A VIDEO CAMERA HAD BEEN INSTALLED IN A GRAPEFRUIT-SIZED HOLE BEHIND A TOILET IN A WOMEN’S RESTROOM AND VIDEO HAD BEEN RECOVERED; OVERRULING PRECEDENT, THE FIRST DEPARTMENT HELD THAT “EXTREME AND OUTRAGEOUS CONDUCT” IS NOT AN ELEMENT OF NEGLIGENT INFLICTION OF EMOTIONAL DISTRESS AND THAT CAUSE OF ACTION WAS REINSTATED (FIRST DEPT).
The First Department, reversing (modifying) Supreme Court, in a full-fledged opinion by Justice Webber, determined “extreme and outrageous conduct” is not an essential element of negligent (as opposed to intentional) infliction of emotional distress. Here there was a hole in the wall behind a toilet in the women’s restroom. There was a video camera in the hole and video had been recovered.. Complaints about the hole in the wall had been made. Supreme Court properly upheld the negligence cause of action, but dismissed the negligent infliction of emotional distress cause of action:
Although it has been recognized that there may be recovery for negligent infliction of emotional distress, the elements necessary for recovery has developed through case law. This Department’s case law has held that both intentional infliction of emotional distress and negligent infliction of emotional distress require a showing of extreme and outrageous conduct.

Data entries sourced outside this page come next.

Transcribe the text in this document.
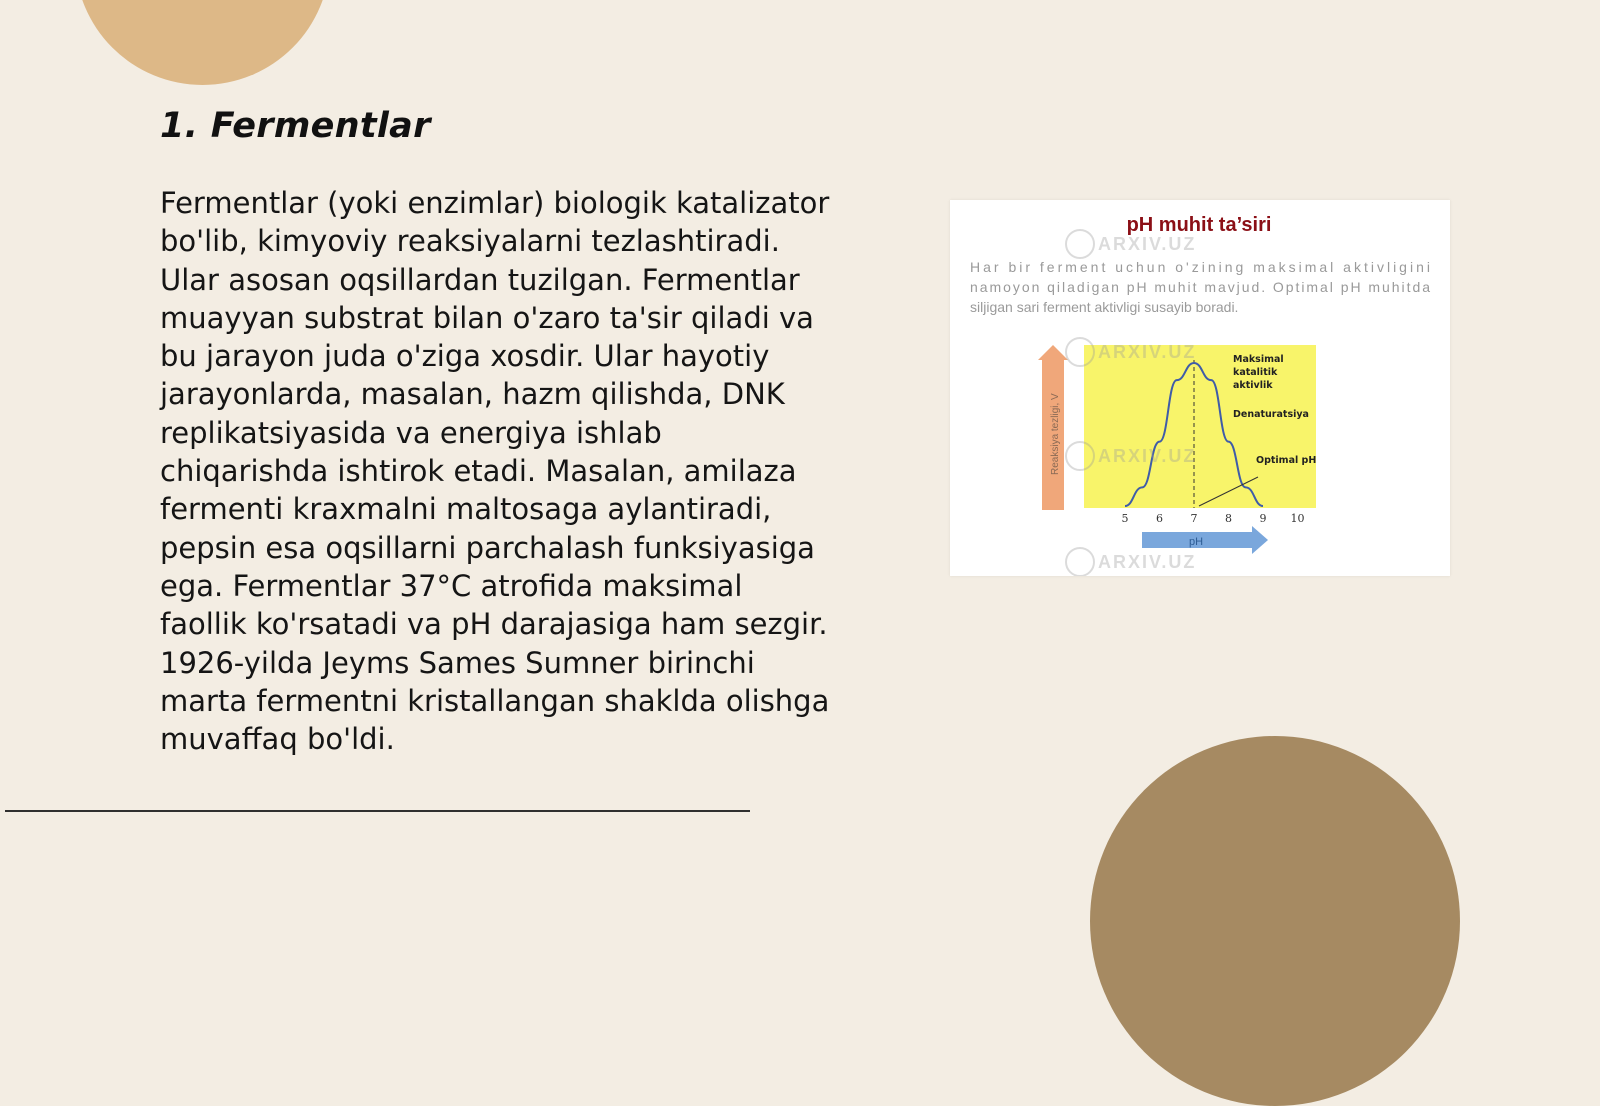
1. Fermentlar

Fermentlar (yoki enzimlar) biologik katalizator bo'lib, kimyoviy reaksiyalarni tezlashtiradi. Ular asosan oqsillardan tuzilgan. Fermentlar muayyan substrat bilan o'zaro ta'sir qiladi va bu jarayon juda o'ziga xosdir. Ular hayotiy jarayonlarda, masalan, hazm qilishda, DNK replikatsiyasida va energiya ishlab chiqarishda ishtirok etadi. Masalan, amilaza fermenti kraxmalni maltosaga aylantiradi, pepsin esa oqsillarni parchalash funksiyasiga ega. Fermentlar 37°C atrofida maksimal faollik ko'rsatadi va pH darajasiga ham sezgir. 1926-yilda Jeyms Sames Sumner birinchi marta fermentni kristallangan shaklda olishga muvaffaq bo'ldi.

pH muhit ta’siri
Har bir ferment uchun o'zining maksimal aktivligini
namoyon qiladigan pH muhit mavjud. Optimal pH muhitda
siljigan sari ferment aktivligi susayib boradi.
Reaksiya tezligi, V
Maksimal
katalitik
aktivlik
Denaturatsiya
Optimal pH
5	6	7	8	9 10
pH
ARXIV.UZ
ARXIV.UZ
ARXIV.UZ
ARXIV.UZ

… There is no stated rationale as to why extreme and outrageous conduct would be a required element for both an intentional act as well as a negligent act.
As such, we now hold that extreme and outrageous conduct is not an essential element of a cause of action to recover damages for negligent infliction of emotional distress.
This holding is in line with recent decisions of the Second, Third and Fourth Departments. Brown v New York Design Ctr., Inc., 2023 NY Slip Op 01228, First Dept 3-9-23
Practice Point: All four appellate division departments have now held “extreme and outrageous conduct” is not an element of negligent infliction of emotional distress.